Rebecca Kobrin

Columbia University

Rebecca Kobrin, Russell and Bettina Knapp Associate Professor of American Jewish History, Department of History, Columbia University, works in the field of American Jewish History, specializing in modern Jewish migration. Her research, teaching and publications engage in the fields of international history, urban history, Jewish history, and diaspora studies. She received her BA (1994) from Yale University and her PhD (2002) from the University of Pennsylvania. Professor Kobrin served as the Blaustein Post-Doctoral Fellow at Yale University (2002–2004) and the American Academy of Jewish Research Post-Doctoral Fellow at New York University (2004–2006).

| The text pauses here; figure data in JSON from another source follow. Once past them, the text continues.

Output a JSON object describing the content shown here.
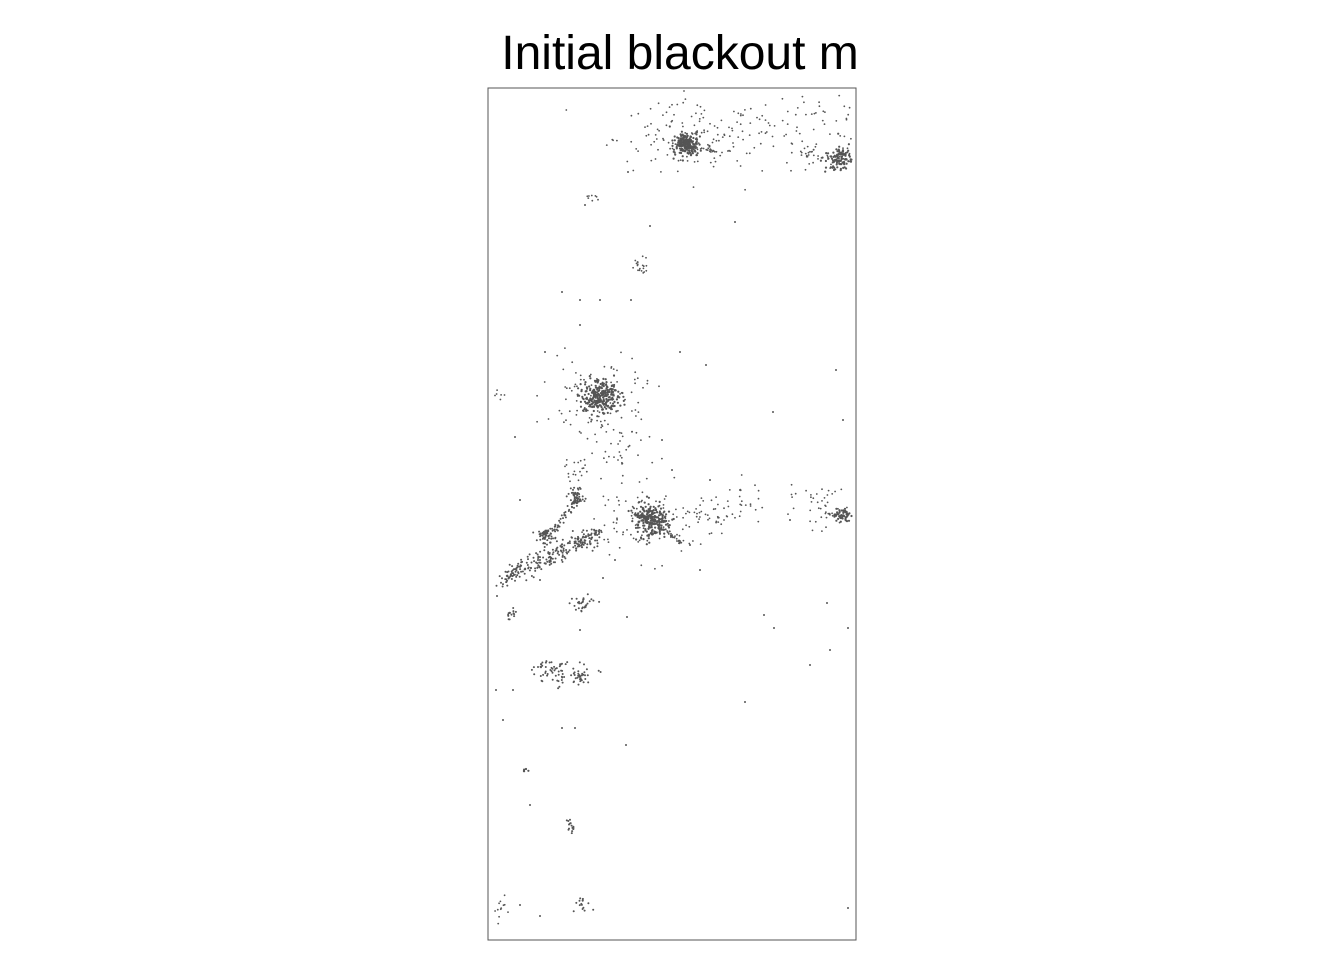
{
  "map": {
    "title": "Initial blackout m",
    "marker_color": "#555555",
    "frame_color": "#555555",
    "background": "#ffffff"
  }
}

Her book Jewish Bialystok and Its Diaspora (Indiana University Press, 2010) was awarded the Jordan Schnitzer prize for best book in modern Jewish history concerning the Americas (2012), was a National Jewish Book finalist (2010). She is the editor of Chosen Capital: The Jewish Encounter with American Capitalism (Rutgers University Press, 2012), and is co-editor with Adam Teller of Purchasing Power: The Economics of Jewish History (University of Pennsylvania Press, 2015). In 2015, she was awarded Columbia University’s Lenfest Distinguished Faculty Award for her outstanding teaching. She is a lover of theatre and Yiddish culture. Her forthcoming book, A Credit to the Nation: Jewish Immigrant Bankers and American Finance, 1870–1930 (Harvard University Press, 2018), brings together scholarship in Jewish history, American immigration studies and American economic history as it explores the legal, cultural and communal impact of Jewish immigrant banking on American finance.